I have to come in here because some of this isn't correct:
It defeats the purpose of std::vector. Why? Internally, a std::vector allocates a large block of memory. It uses the memory to store any objects that get pushed into the vector. By allocating a new object with each push, you're effectively doubling the memory used by the vector (if the vector is full). std::vector will not automatically de-allocate the memory, so your program will leak. |
This isn't the case. True, vectors allocate memory for each element it contains, but it only allocates memory for the size of it's type. Pointers, no matter what they point to always have the same size, it doesn't matter if it is a pointer to an
int
or a pointer to
MyBigComplexClass
. In either case the vector allocates memory for the size of a pointer and that's it.
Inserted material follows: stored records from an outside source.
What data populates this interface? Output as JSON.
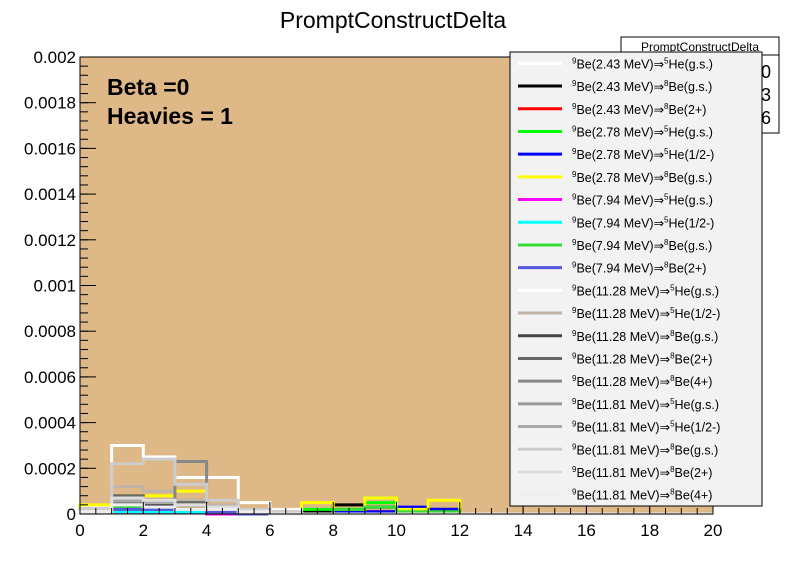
{
  "chart_data": {
    "type": "line",
    "title": "PromptConstructDelta",
    "xlabel": "",
    "ylabel": "",
    "xlim": [
      0,
      20
    ],
    "ylim": [
      0,
      0.002
    ],
    "bin_width": 1,
    "frame_fill": "#deb887",
    "x_ticks": [
      "0",
      "2",
      "4",
      "6",
      "8",
      "10",
      "12",
      "14",
      "16",
      "18",
      "20"
    ],
    "y_ticks": [
      "0",
      "0.0002",
      "0.0004",
      "0.0006",
      "0.0008",
      "0.001",
      "0.0012",
      "0.0014",
      "0.0016",
      "0.0018",
      "0.002"
    ],
    "annotations": [
      "Beta =0",
      "Heavies = 1"
    ],
    "stats_box": {
      "title": "PromptConstructDelta",
      "values": [
        "0",
        "3",
        "6"
      ]
    },
    "series": [
      {
        "name": "Be(2.43 MeV)⇒ He(g.s.)",
        "pre": "9",
        "post": "5",
        "color": "#ffffff",
        "values": [
          3e-05,
          3e-05,
          3e-05,
          2e-05,
          1e-05,
          1e-05,
          1e-05,
          0,
          0,
          0,
          0,
          0,
          0,
          0,
          0,
          0,
          0,
          0,
          0,
          0
        ]
      },
      {
        "name": "Be(2.43 MeV)⇒ Be(g.s.)",
        "pre": "9",
        "post": "8",
        "color": "#000000",
        "values": [
          2e-05,
          4e-05,
          3e-05,
          2e-05,
          1e-05,
          1e-05,
          5e-06,
          1e-05,
          4e-05,
          3e-05,
          2e-05,
          2e-05,
          0,
          0,
          0,
          0,
          0,
          0,
          0,
          0
        ]
      },
      {
        "name": "Be(2.43 MeV)⇒ Be(2+)",
        "pre": "9",
        "post": "8",
        "color": "#ff0000",
        "values": [
          1e-05,
          1e-05,
          1e-05,
          1e-05,
          0,
          0,
          0,
          0,
          1e-05,
          1e-05,
          0,
          0,
          0,
          0,
          0,
          0,
          0,
          0,
          0,
          0
        ]
      },
      {
        "name": "Be(2.78 MeV)⇒ He(g.s.)",
        "pre": "9",
        "post": "5",
        "color": "#00ff00",
        "values": [
          1e-05,
          2e-05,
          2e-05,
          1e-05,
          1e-05,
          0,
          0,
          2e-05,
          2e-05,
          5e-05,
          2e-05,
          1e-05,
          0,
          0,
          0,
          0,
          0,
          0,
          0,
          0
        ]
      },
      {
        "name": "Be(2.78 MeV)⇒ He(1/2-)",
        "pre": "9",
        "post": "5",
        "color": "#0000ff",
        "values": [
          2e-05,
          5e-05,
          4e-05,
          4e-05,
          2e-05,
          1e-05,
          0,
          0,
          1e-05,
          1e-05,
          3e-05,
          2e-05,
          0,
          0,
          0,
          0,
          0,
          0,
          0,
          0
        ]
      },
      {
        "name": "Be(2.78 MeV)⇒ Be(g.s.)",
        "pre": "9",
        "post": "8",
        "color": "#ffff00",
        "values": [
          4e-05,
          8e-05,
          8e-05,
          0.0001,
          2e-05,
          1e-05,
          0,
          5e-05,
          2e-05,
          7e-05,
          2e-05,
          6e-05,
          0,
          0,
          0,
          0,
          0,
          0,
          0,
          0
        ]
      },
      {
        "name": "Be(7.94 MeV)⇒ He(g.s.)",
        "pre": "9",
        "post": "5",
        "color": "#ff00ff",
        "values": [
          1e-05,
          1e-05,
          1e-05,
          1e-05,
          0,
          0,
          0,
          0,
          0,
          0,
          0,
          0,
          0,
          0,
          0,
          0,
          0,
          0,
          0,
          0
        ]
      },
      {
        "name": "Be(7.94 MeV)⇒ He(1/2-)",
        "pre": "9",
        "post": "5",
        "color": "#00ffff",
        "values": [
          1e-05,
          1e-05,
          1e-05,
          1e-05,
          1e-05,
          0,
          0,
          0,
          0,
          0,
          0,
          0,
          0,
          0,
          0,
          0,
          0,
          0,
          0,
          0
        ]
      },
      {
        "name": "Be(7.94 MeV)⇒ Be(g.s.)",
        "pre": "9",
        "post": "8",
        "color": "#33dd33",
        "values": [
          1e-05,
          3e-05,
          2e-05,
          2e-05,
          1e-05,
          0,
          0,
          0,
          2e-05,
          3e-05,
          1e-05,
          1e-05,
          0,
          0,
          0,
          0,
          0,
          0,
          0,
          0
        ]
      },
      {
        "name": "Be(7.94 MeV)⇒ Be(2+)",
        "pre": "9",
        "post": "8",
        "color": "#5555dd",
        "values": [
          1e-05,
          2e-05,
          2e-05,
          2e-05,
          1e-05,
          0,
          0,
          0,
          0,
          0,
          0,
          0,
          0,
          0,
          0,
          0,
          0,
          0,
          0,
          0
        ]
      },
      {
        "name": "Be(11.28 MeV)⇒ He(g.s.)",
        "pre": "9",
        "post": "5",
        "color": "#ffffff",
        "values": [
          1e-05,
          0.0003,
          0.00025,
          0.00016,
          0.00016,
          5e-05,
          2e-05,
          0,
          0,
          0,
          0,
          0,
          0,
          0,
          0,
          0,
          0,
          0,
          0,
          0
        ]
      },
      {
        "name": "Be(11.28 MeV)⇒ He(1/2-)",
        "pre": "9",
        "post": "5",
        "color": "#c0b4a8",
        "values": [
          1e-05,
          0.00012,
          0.0001,
          6e-05,
          4e-05,
          2e-05,
          1e-05,
          0,
          0,
          0,
          0,
          0,
          0,
          0,
          0,
          0,
          0,
          0,
          0,
          0
        ]
      },
      {
        "name": "Be(11.28 MeV)⇒ Be(g.s.)",
        "pre": "9",
        "post": "8",
        "color": "#444444",
        "values": [
          1e-05,
          5e-05,
          4e-05,
          4e-05,
          2e-05,
          1e-05,
          0,
          0,
          0,
          0,
          0,
          0,
          0,
          0,
          0,
          0,
          0,
          0,
          0,
          0
        ]
      },
      {
        "name": "Be(11.28 MeV)⇒ Be(2+)",
        "pre": "9",
        "post": "8",
        "color": "#666666",
        "values": [
          2e-05,
          8e-05,
          6e-05,
          5e-05,
          3e-05,
          1e-05,
          0,
          0,
          0,
          0,
          0,
          0,
          0,
          0,
          0,
          0,
          0,
          0,
          0,
          0
        ]
      },
      {
        "name": "Be(11.28 MeV)⇒ Be(4+)",
        "pre": "9",
        "post": "8",
        "color": "#888888",
        "values": [
          1e-05,
          5e-05,
          5e-05,
          0.00023,
          3e-05,
          1e-05,
          0,
          0,
          0,
          0,
          0,
          0,
          0,
          0,
          0,
          0,
          0,
          0,
          0,
          0
        ]
      },
      {
        "name": "Be(11.81 MeV)⇒ He(g.s.)",
        "pre": "9",
        "post": "5",
        "color": "#999999",
        "values": [
          1e-05,
          4e-05,
          3e-05,
          2e-05,
          2e-05,
          1e-05,
          0,
          0,
          0,
          0,
          0,
          0,
          0,
          0,
          0,
          0,
          0,
          0,
          0,
          0
        ]
      },
      {
        "name": "Be(11.81 MeV)⇒ He(1/2-)",
        "pre": "9",
        "post": "5",
        "color": "#aaaaaa",
        "values": [
          1e-05,
          6e-05,
          5e-05,
          4e-05,
          3e-05,
          1e-05,
          0,
          0,
          0,
          0,
          0,
          0,
          0,
          0,
          0,
          0,
          0,
          0,
          0,
          0
        ]
      },
      {
        "name": "Be(11.81 MeV)⇒ Be(g.s.)",
        "pre": "9",
        "post": "8",
        "color": "#cccccc",
        "values": [
          2e-05,
          0.00022,
          0.00024,
          0.00013,
          6e-05,
          2e-05,
          1e-05,
          0,
          0,
          0,
          0,
          0,
          0,
          0,
          0,
          0,
          0,
          0,
          0,
          0
        ]
      },
      {
        "name": "Be(11.81 MeV)⇒ Be(2+)",
        "pre": "9",
        "post": "8",
        "color": "#dddddd",
        "values": [
          1e-05,
          7e-05,
          6e-05,
          4e-05,
          3e-05,
          1e-05,
          0,
          0,
          0,
          0,
          0,
          0,
          0,
          0,
          0,
          0,
          0,
          0,
          0,
          0
        ]
      },
      {
        "name": "Be(11.81 MeV)⇒ Be(4+)",
        "pre": "9",
        "post": "8",
        "color": "#eeeeee",
        "values": [
          1e-05,
          4e-05,
          3e-05,
          2e-05,
          2e-05,
          1e-05,
          0,
          0,
          0,
          0,
          0,
          0,
          0,
          0,
          0,
          0,
          0,
          0,
          0,
          0
        ]
      }
    ]
  }
}
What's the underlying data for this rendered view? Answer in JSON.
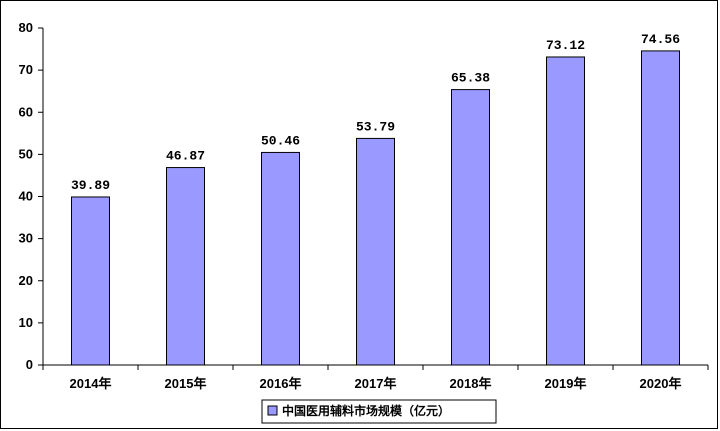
{
  "chart_data": {
    "type": "bar",
    "categories": [
      "2014年",
      "2015年",
      "2016年",
      "2017年",
      "2018年",
      "2019年",
      "2020年"
    ],
    "series": [
      {
        "name": "中国医用辅料市场规模（亿元）",
        "values": [
          39.89,
          46.87,
          50.46,
          53.79,
          65.38,
          73.12,
          74.56
        ],
        "labels": [
          "39.89",
          "46.87",
          "50.46",
          "53.79",
          "65.38",
          "73.12",
          "74.56"
        ],
        "color": "#9999FF"
      }
    ],
    "ylim": [
      0,
      80
    ],
    "yticks": [
      0,
      10,
      20,
      30,
      40,
      50,
      60,
      70,
      80
    ],
    "grid": false,
    "legend_position": "bottom"
  }
}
When the vector goes out of scope it deallocates the memory that it allocated, in this case pointers, which is why you have to free the memory the pointers are referencing yourself before you clear/vector goes out of scope, otherwise you have a leak.
You are not doubling your memory if you are new-ing some big object first, then adding that address to a vector that points to that type, you are only allocating memory for the size of a pointer (as far as the vector is concerned).
For Majin -
arent these pointers the same? So basically when i would now call clear() on the vector with pointers to a few elements - wouldnt that also automatically invalidate pointers in the global vector which contains pointers to all elements? |
No, you are safe doing this. Your "other" vector allocates it's own memory for the pointers, but what they actually refer to are unchanged, when your vector is cleared or goes out of scope, nothing happens to what they were referring to.
Now if you were to delete the memory that was referred to them, through some other vector or your "main" vector, the pointers themselves would be dangling.